IACUCs and oversight bodies are encouraged to develop institutional policies and Standard Operating Procedures (SOPs) that summarize expectations and promote consistency and quality of cephalopod care and use. OLAW recognizes that there is tremendous variation in the life history, reproductive strategies, development, and captive breeding challenges among the several hundred known cephalopod species. Care requirements will necessarily differ based on these biological and environmental factors. In addition, cephalopod use varies with research aims (please see the OLAW Cephalopods in Research webpage for selected resources on these topics). Institutions have the discretion to develop institutional guidance that works best for their needs but should base their requirements on the U.S. Government Principles, as well as the most current data and professionally accepted standards. The Guide for the Care and Use of Laboratory Animals, 8th edition includes a section on aquatic animals with information on water quality and life support systems that can assist with some aspects of cephalopod care. In addition, information on current practice standards may be found on the AAALAC Resources page.
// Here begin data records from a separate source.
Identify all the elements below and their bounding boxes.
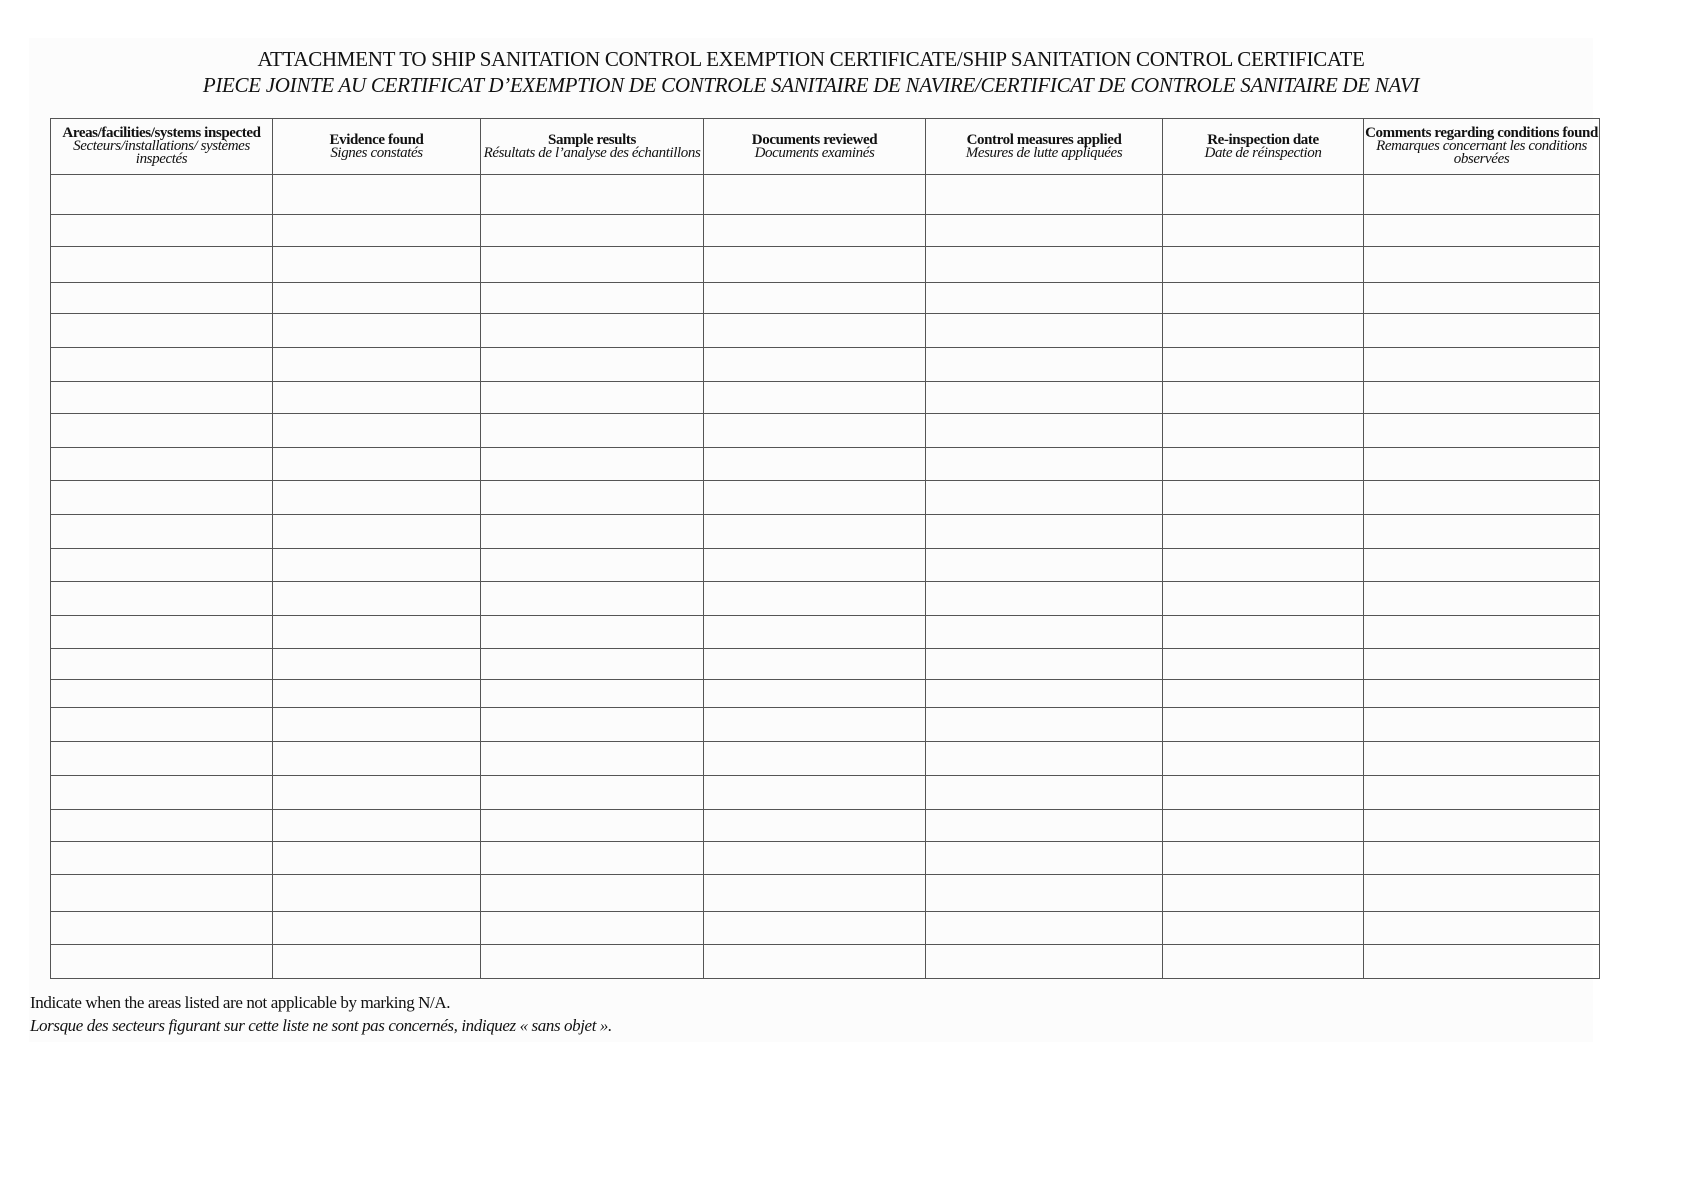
table-row: [51, 414, 1600, 448]
table-cell[interactable]: [51, 515, 273, 549]
column-header-label-fr: Mesures de lutte appliquées: [965, 144, 1123, 161]
table-row: [51, 776, 1600, 810]
column-header-label: Control measures applied: [966, 131, 1122, 148]
table-cell[interactable]: [704, 680, 926, 708]
table-cell[interactable]: [1364, 649, 1600, 680]
table-cell[interactable]: [1163, 414, 1364, 448]
table-cell[interactable]: [481, 448, 704, 481]
table-cell[interactable]: [273, 776, 481, 810]
table-row: [51, 842, 1600, 875]
table-cell[interactable]: [273, 414, 481, 448]
table-cell[interactable]: [1364, 708, 1600, 742]
table-cell[interactable]: [704, 649, 926, 680]
table-cell[interactable]: [704, 175, 926, 215]
table-cell[interactable]: [1364, 481, 1600, 515]
table-cell[interactable]: [273, 481, 481, 515]
table-cell[interactable]: [481, 283, 704, 314]
table-cell[interactable]: [704, 945, 926, 979]
table-cell[interactable]: [481, 742, 704, 776]
table-cell[interactable]: [273, 680, 481, 708]
column-header-evidence: [273, 119, 481, 175]
table-cell[interactable]: [273, 810, 481, 842]
table-cell[interactable]: [1364, 283, 1600, 314]
table-cell[interactable]: [481, 708, 704, 742]
column-header-label-fr: Documents examinés: [754, 144, 875, 161]
table-cell[interactable]: [51, 875, 273, 912]
table-cell[interactable]: [926, 649, 1163, 680]
table-cell[interactable]: [926, 875, 1163, 912]
table-cell[interactable]: [481, 842, 704, 875]
table-cell[interactable]: [273, 348, 481, 382]
table-cell[interactable]: [1364, 414, 1600, 448]
table-row: [51, 215, 1600, 247]
column-header-sample-results: [481, 119, 704, 175]
table-cell[interactable]: [704, 348, 926, 382]
table-row: [51, 680, 1600, 708]
table-cell[interactable]: [926, 481, 1163, 515]
table-cell[interactable]: [481, 382, 704, 414]
column-header-label: Sample results: [548, 131, 636, 148]
table-row: [51, 742, 1600, 776]
table-cell[interactable]: [704, 810, 926, 842]
table-cell[interactable]: [1364, 448, 1600, 481]
table-cell[interactable]: [481, 582, 704, 616]
table-cell[interactable]: [273, 708, 481, 742]
table-cell[interactable]: [704, 481, 926, 515]
table-cell[interactable]: [273, 582, 481, 616]
table-cell[interactable]: [1163, 875, 1364, 912]
table-cell[interactable]: [51, 448, 273, 481]
table-cell[interactable]: [273, 912, 481, 945]
column-header-reinspection-date: [1163, 119, 1364, 175]
column-header-label: Areas/facilities/systems inspected: [62, 125, 261, 141]
table-cell[interactable]: [926, 348, 1163, 382]
table-cell[interactable]: [481, 314, 704, 348]
table-cell[interactable]: [273, 875, 481, 912]
table-cell[interactable]: [481, 680, 704, 708]
table-cell[interactable]: [926, 776, 1163, 810]
table-cell[interactable]: [481, 247, 704, 283]
table-cell[interactable]: [926, 810, 1163, 842]
table-cell[interactable]: [704, 283, 926, 314]
table-cell[interactable]: [1364, 842, 1600, 875]
table-cell[interactable]: [273, 175, 481, 215]
table-cell[interactable]: [704, 215, 926, 247]
table-cell[interactable]: [926, 515, 1163, 549]
table-cell[interactable]: [273, 283, 481, 314]
column-header-label-fr: Résultats de l’analyse des échantillons: [483, 144, 701, 161]
table-cell[interactable]: [273, 945, 481, 979]
table-cell[interactable]: [704, 616, 926, 649]
table-cell[interactable]: [481, 348, 704, 382]
table-cell[interactable]: [1364, 515, 1600, 549]
table-row: [51, 649, 1600, 680]
table-cell[interactable]: [926, 247, 1163, 283]
table-cell[interactable]: [273, 549, 481, 582]
table-cell[interactable]: [704, 708, 926, 742]
table-row: [51, 875, 1600, 912]
table-body: [51, 175, 1600, 979]
footnote-french: Lorsque des secteurs figurant sur cette liste ne sont pas concernés, indiquez « sans objet ».: [30, 1016, 612, 1035]
table-cell[interactable]: [926, 382, 1163, 414]
table-cell[interactable]: [273, 616, 481, 649]
table-cell[interactable]: [1364, 549, 1600, 582]
table-cell[interactable]: [273, 382, 481, 414]
certificate-attachment-page: [29, 38, 1598, 1042]
table-cell[interactable]: [704, 414, 926, 448]
table-cell[interactable]: [51, 348, 273, 382]
column-header-label: Comments regarding conditions found: [1365, 125, 1598, 141]
table-cell[interactable]: [1163, 348, 1364, 382]
table-row: [51, 247, 1600, 283]
table-cell[interactable]: [51, 382, 273, 414]
table-cell[interactable]: [1364, 875, 1600, 912]
column-header-documents: [704, 119, 926, 175]
table-cell[interactable]: [51, 247, 273, 283]
table-cell[interactable]: [51, 742, 273, 776]
table-cell[interactable]: [1163, 448, 1364, 481]
table-cell[interactable]: [51, 414, 273, 448]
table-cell[interactable]: [481, 481, 704, 515]
table-row: [51, 582, 1600, 616]
table-row: [51, 348, 1600, 382]
table-cell[interactable]: [926, 283, 1163, 314]
table-cell[interactable]: [1364, 945, 1600, 979]
table-cell[interactable]: [273, 215, 481, 247]
table-row: [51, 382, 1600, 414]
table-cell[interactable]: [1163, 215, 1364, 247]
table-cell[interactable]: [481, 215, 704, 247]
table-cell[interactable]: [1163, 945, 1364, 979]
table-cell[interactable]: [51, 708, 273, 742]
table-cell[interactable]: [481, 912, 704, 945]
table-cell[interactable]: [51, 481, 273, 515]
table-cell[interactable]: [1364, 382, 1600, 414]
table-cell[interactable]: [1163, 649, 1364, 680]
table-cell[interactable]: [51, 680, 273, 708]
table-row: [51, 549, 1600, 582]
table-cell[interactable]: [51, 549, 273, 582]
table-cell[interactable]: [481, 515, 704, 549]
table-cell[interactable]: [1163, 175, 1364, 215]
table-cell[interactable]: [1364, 348, 1600, 382]
table-cell[interactable]: [51, 616, 273, 649]
table-header-row: [51, 119, 1600, 175]
table-cell[interactable]: [1364, 776, 1600, 810]
table-cell[interactable]: [926, 175, 1163, 215]
table-cell[interactable]: [704, 448, 926, 481]
table-cell[interactable]: [926, 945, 1163, 979]
table-cell[interactable]: [1364, 314, 1600, 348]
table-cell[interactable]: [704, 742, 926, 776]
table-cell[interactable]: [926, 215, 1163, 247]
table-cell[interactable]: [704, 912, 926, 945]
table-cell[interactable]: [481, 875, 704, 912]
table-cell[interactable]: [704, 582, 926, 616]
table-cell[interactable]: [51, 945, 273, 979]
table-cell[interactable]: [1163, 842, 1364, 875]
table-cell[interactable]: [926, 314, 1163, 348]
table-cell[interactable]: [1163, 742, 1364, 776]
inspection-table: [50, 118, 1600, 979]
table-cell[interactable]: [1364, 175, 1600, 215]
table-cell[interactable]: [51, 842, 273, 875]
table-cell[interactable]: [926, 680, 1163, 708]
table-cell[interactable]: [273, 448, 481, 481]
table-row: [51, 515, 1600, 549]
column-header-control-measures: [926, 119, 1163, 175]
column-header-label-fr: Date de réinspection: [1204, 144, 1322, 161]
table-cell[interactable]: [1163, 481, 1364, 515]
column-header-label-fr: Remarques concernant les conditions observées: [1376, 138, 1587, 167]
table-cell[interactable]: [926, 549, 1163, 582]
table-cell[interactable]: [1163, 810, 1364, 842]
table-cell[interactable]: [1364, 582, 1600, 616]
table-cell[interactable]: [1364, 247, 1600, 283]
table-cell[interactable]: [704, 776, 926, 810]
table-row: [51, 448, 1600, 481]
table-cell[interactable]: [481, 945, 704, 979]
table-cell[interactable]: [704, 382, 926, 414]
table-row: [51, 481, 1600, 515]
column-header-label: Re-inspection date: [1207, 131, 1319, 148]
table-row: [51, 616, 1600, 649]
table-cell[interactable]: [926, 912, 1163, 945]
table-cell[interactable]: [273, 649, 481, 680]
table-cell[interactable]: [273, 515, 481, 549]
table-cell[interactable]: [1364, 912, 1600, 945]
table-cell[interactable]: [481, 776, 704, 810]
table-cell[interactable]: [1163, 582, 1364, 616]
table-cell[interactable]: [1163, 283, 1364, 314]
title-english: ATTACHMENT TO SHIP SANITATION CONTROL EXEMPTION CERTIFICATE/SHIP SANITATION CONTROL CERTIFICATE: [257, 47, 1365, 71]
column-header-comments: [1364, 119, 1600, 175]
table-row: [51, 810, 1600, 842]
column-header-areas: [51, 119, 273, 175]
table-cell[interactable]: [926, 448, 1163, 481]
table-cell[interactable]: [1364, 810, 1600, 842]
table-cell[interactable]: [51, 582, 273, 616]
table-cell[interactable]: [926, 414, 1163, 448]
column-header-label-fr: Secteurs/installations/ systèmes inspectés: [73, 138, 250, 167]
table-row: [51, 708, 1600, 742]
table-cell[interactable]: [51, 776, 273, 810]
table-cell[interactable]: [51, 215, 273, 247]
table-cell[interactable]: [273, 742, 481, 776]
table-cell[interactable]: [51, 283, 273, 314]
table-cell[interactable]: [273, 247, 481, 283]
table-cell[interactable]: [481, 414, 704, 448]
table-cell[interactable]: [51, 810, 273, 842]
table-cell[interactable]: [1364, 215, 1600, 247]
table-cell[interactable]: [926, 842, 1163, 875]
table-cell[interactable]: [926, 582, 1163, 616]
table-cell[interactable]: [1163, 549, 1364, 582]
table-row: [51, 912, 1600, 945]
footnote-english: Indicate when the areas listed are not applicable by marking N/A.: [30, 993, 451, 1012]
column-header-label-fr: Signes constatés: [330, 144, 423, 161]
table-cell[interactable]: [51, 912, 273, 945]
table-cell[interactable]: [704, 314, 926, 348]
table-cell[interactable]: [704, 842, 926, 875]
table-cell[interactable]: [481, 616, 704, 649]
table-cell[interactable]: [1364, 680, 1600, 708]
table-cell[interactable]: [1163, 680, 1364, 708]
table-cell[interactable]: [1163, 912, 1364, 945]
table-cell[interactable]: [481, 649, 704, 680]
table-cell[interactable]: [1364, 616, 1600, 649]
table-cell[interactable]: [481, 175, 704, 215]
table-cell[interactable]: [704, 247, 926, 283]
table-cell[interactable]: [926, 616, 1163, 649]
table-row: [51, 314, 1600, 348]
title-french: PIECE JOINTE AU CERTIFICAT D’EXEMPTION DE CONTROLE SANITAIRE DE NAVIRE/CERTIFICAT DE CONTROLE SANITAIRE DE NAVI: [202, 73, 1420, 97]
table-cell[interactable]: [1163, 776, 1364, 810]
table-cell[interactable]: [1163, 515, 1364, 549]
table-cell[interactable]: [51, 175, 273, 215]
table-cell[interactable]: [704, 875, 926, 912]
column-header-label: Documents reviewed: [751, 131, 878, 148]
table-cell[interactable]: [1163, 616, 1364, 649]
table-cell[interactable]: [704, 549, 926, 582]
table-cell[interactable]: [1163, 247, 1364, 283]
table-cell[interactable]: [704, 515, 926, 549]
table-cell[interactable]: [1364, 742, 1600, 776]
table-cell[interactable]: [1163, 382, 1364, 414]
table-cell[interactable]: [273, 842, 481, 875]
table-cell[interactable]: [1163, 314, 1364, 348]
table-cell[interactable]: [51, 314, 273, 348]
table-row: [51, 945, 1600, 979]
table-cell[interactable]: [481, 549, 704, 582]
table-cell[interactable]: [1163, 708, 1364, 742]
table-row: [51, 283, 1600, 314]
column-header-label: Evidence found: [329, 131, 424, 148]
table-cell[interactable]: [926, 742, 1163, 776]
table-cell[interactable]: [273, 314, 481, 348]
table-row: [51, 175, 1600, 215]
table-cell[interactable]: [51, 649, 273, 680]
table-cell[interactable]: [481, 810, 704, 842]
table-cell[interactable]: [926, 708, 1163, 742]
The AVMA Guidelines for the Euthanasia of Animals provide guidance on the humane euthanasia of invertebrates, and institutions are expected to follow the most current version of these guidelines for the euthanasia of cephalopods. Practice standards will evolve based on new information in this expanding area of interest, and institutions are expected to keep apprised of the most updated information. Institutions are also encouraged to share their knowledge on the welfare of these research animals in conferences and publications.
All responses to this RFI must be submitted electronically on the RFI webpage by December 22, 2023, at 11:59 ET. The comments may be made available on the OLAW website.
Responses to this RFI are voluntary and may be submitted anonymously. Please do not include any personally identifiable or other information that you do not wish to make public. Proprietary, classified, confidential, or sensitive information should not be included in responses. The Government will use the information submitted in response to this RFI at its discretion. The Government reserves the right to use any submitted information on public websites, in reports, in summaries of the state of the science, in any possible resultant solicitation(s), grant(s), or cooperative agreement(s), or in the development of future funding opportunity announcements. This RFI is for informational and planning purposes only and is not a solicitation for applications or an obligation on the part of the Government to provide support for any ideas identified in response to it. Please note that the Government will not pay for the preparation of any information submitted or for use of that information.